Later Claude Code took it even further. It's not an IDE embed, it's a CLI. A chat window in the terminal—you talk to it, it goes and does things itself. Many people at first couldn't accept "this can actually get work done?" After two days of use they realized: when models get strong enough, the IDE itself becomes a burden—clicking around inside it actually limits their performance.

Looking back now at that early-2025 question of "where are AI applications," it no longer exists. It wasn't solved; the question became meaningless. Models can do so much that the boundaries of the question dissolved.

Ordinary People Can Participate From Day One

One final thing I find particularly remarkable. This is something that ordinary people can participate in from the very first moment.

For technologies of this magnitude in the past—nuclear power, aerospace, semiconductors—it was impossible for ordinary people to touch the cutting edge within days of something new landing.

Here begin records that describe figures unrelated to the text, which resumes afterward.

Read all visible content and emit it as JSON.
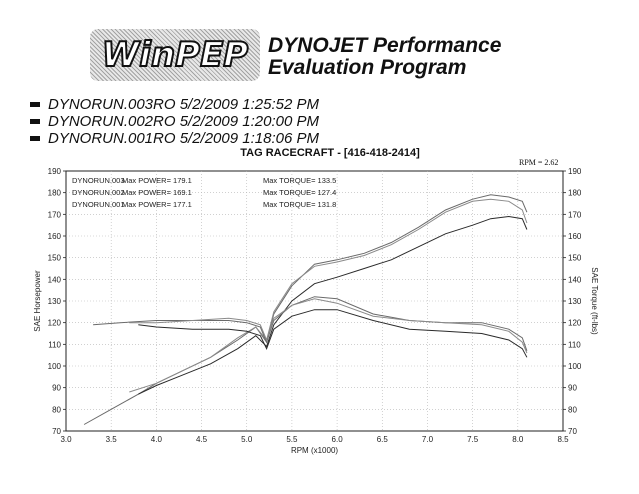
{
  "header": {
    "logo_text": "WinPEP",
    "title_line1": "DYNOJET Performance",
    "title_line2": "Evaluation Program"
  },
  "runs": [
    {
      "label": "DYNORUN.003RO  5/2/2009 1:25:52 PM"
    },
    {
      "label": "DYNORUN.002RO  5/2/2009 1:20:00 PM"
    },
    {
      "label": "DYNORUN.001RO  5/2/2009 1:18:06 PM"
    }
  ],
  "chart_title": "TAG RACECRAFT - [416-418-2414]",
  "rpm_note": "RPM = 2.62",
  "chart_data": {
    "type": "line",
    "title": "TAG RACECRAFT - [416-418-2414]",
    "xlabel": "RPM (x1000)",
    "ylabel": "SAE Horsepower",
    "y2label": "SAE Torque (ft-lbs)",
    "xlim": [
      3.0,
      8.5
    ],
    "ylim": [
      70,
      190
    ],
    "y2lim": [
      70,
      190
    ],
    "x_ticks": [
      "3.0",
      "3.5",
      "4.0",
      "4.5",
      "5.0",
      "5.5",
      "6.0",
      "6.5",
      "7.0",
      "7.5",
      "8.0",
      "8.5"
    ],
    "y_ticks": [
      "70",
      "80",
      "90",
      "100",
      "110",
      "120",
      "130",
      "140",
      "150",
      "160",
      "170",
      "180",
      "190"
    ],
    "grid": true,
    "legend": [
      {
        "run": "DYNORUN.003",
        "power": "Max POWER= 179.1",
        "torque": "Max TORQUE= 133.5"
      },
      {
        "run": "DYNORUN.002",
        "power": "Max POWER= 169.1",
        "torque": "Max TORQUE= 127.4"
      },
      {
        "run": "DYNORUN.001",
        "power": "Max POWER= 177.1",
        "torque": "Max TORQUE= 131.8"
      }
    ],
    "series": [
      {
        "name": "DYNORUN.003",
        "kind": "power",
        "x": [
          3.2,
          3.5,
          3.8,
          4.0,
          4.3,
          4.6,
          4.9,
          5.1,
          5.22,
          5.3,
          5.5,
          5.75,
          6.0,
          6.3,
          6.6,
          6.9,
          7.2,
          7.5,
          7.7,
          7.9,
          8.05,
          8.1
        ],
        "values": [
          73,
          80,
          87,
          92,
          98,
          104,
          112,
          118,
          111,
          124,
          137,
          147,
          149,
          152,
          157,
          164,
          172,
          177,
          179,
          178,
          176,
          171
        ]
      },
      {
        "name": "DYNORUN.001",
        "kind": "power",
        "x": [
          3.7,
          4.0,
          4.3,
          4.6,
          4.9,
          5.1,
          5.22,
          5.3,
          5.5,
          5.75,
          6.0,
          6.3,
          6.6,
          6.9,
          7.2,
          7.5,
          7.7,
          7.9,
          8.05,
          8.1
        ],
        "values": [
          88,
          92,
          98,
          104,
          113,
          118,
          112,
          125,
          138,
          146,
          148,
          151,
          156,
          163,
          171,
          176,
          177,
          176,
          172,
          166
        ]
      },
      {
        "name": "DYNORUN.002",
        "kind": "power",
        "x": [
          3.8,
          4.0,
          4.3,
          4.6,
          4.9,
          5.1,
          5.22,
          5.3,
          5.5,
          5.75,
          6.0,
          6.3,
          6.6,
          6.9,
          7.2,
          7.5,
          7.7,
          7.9,
          8.05,
          8.1
        ],
        "values": [
          87,
          91,
          96,
          101,
          108,
          114,
          109,
          119,
          130,
          138,
          141,
          145,
          149,
          155,
          161,
          165,
          168,
          169,
          168,
          163
        ]
      },
      {
        "name": "DYNORUN.003",
        "kind": "torque",
        "x": [
          3.3,
          3.6,
          4.0,
          4.4,
          4.8,
          5.0,
          5.15,
          5.22,
          5.3,
          5.5,
          5.75,
          6.0,
          6.4,
          6.8,
          7.2,
          7.6,
          7.9,
          8.05,
          8.1
        ],
        "values": [
          119,
          120,
          121,
          121,
          121,
          120,
          118,
          111,
          121,
          128,
          132,
          131,
          124,
          121,
          120,
          120,
          117,
          113,
          107
        ]
      },
      {
        "name": "DYNORUN.001",
        "kind": "torque",
        "x": [
          3.7,
          4.0,
          4.4,
          4.8,
          5.0,
          5.15,
          5.22,
          5.3,
          5.5,
          5.75,
          6.0,
          6.4,
          6.8,
          7.2,
          7.6,
          7.9,
          8.05,
          8.1
        ],
        "values": [
          120,
          120,
          121,
          122,
          121,
          119,
          112,
          122,
          128,
          131,
          129,
          123,
          121,
          120,
          119,
          116,
          111,
          106
        ]
      },
      {
        "name": "DYNORUN.002",
        "kind": "torque",
        "x": [
          3.8,
          4.0,
          4.4,
          4.8,
          5.0,
          5.15,
          5.22,
          5.3,
          5.5,
          5.75,
          6.0,
          6.4,
          6.8,
          7.2,
          7.6,
          7.9,
          8.05,
          8.1
        ],
        "values": [
          119,
          118,
          117,
          117,
          116,
          114,
          108,
          117,
          123,
          126,
          126,
          121,
          117,
          116,
          115,
          112,
          108,
          104
        ]
      }
    ]
  }
}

AI is different. Before new models release, some insiders get early access a few weeks ahead, but the time gap is at most a month. Drag it out any longer and competitors catch up, diluting the lead.

So every time a new model drops, you and I can basically use it the same day. With an ordinary laptop, a few hundred bucks a month, you can judge how well it works, where it's strong, where it falls over. Sometimes you spot problems before the people who built it.

This sense of participation never existed before. The era itself is accelerating, and everyone caught in its rhythm gets pulled in.

A few hundred a month to stand at the frontier—I've never encountered such a good deal in my life.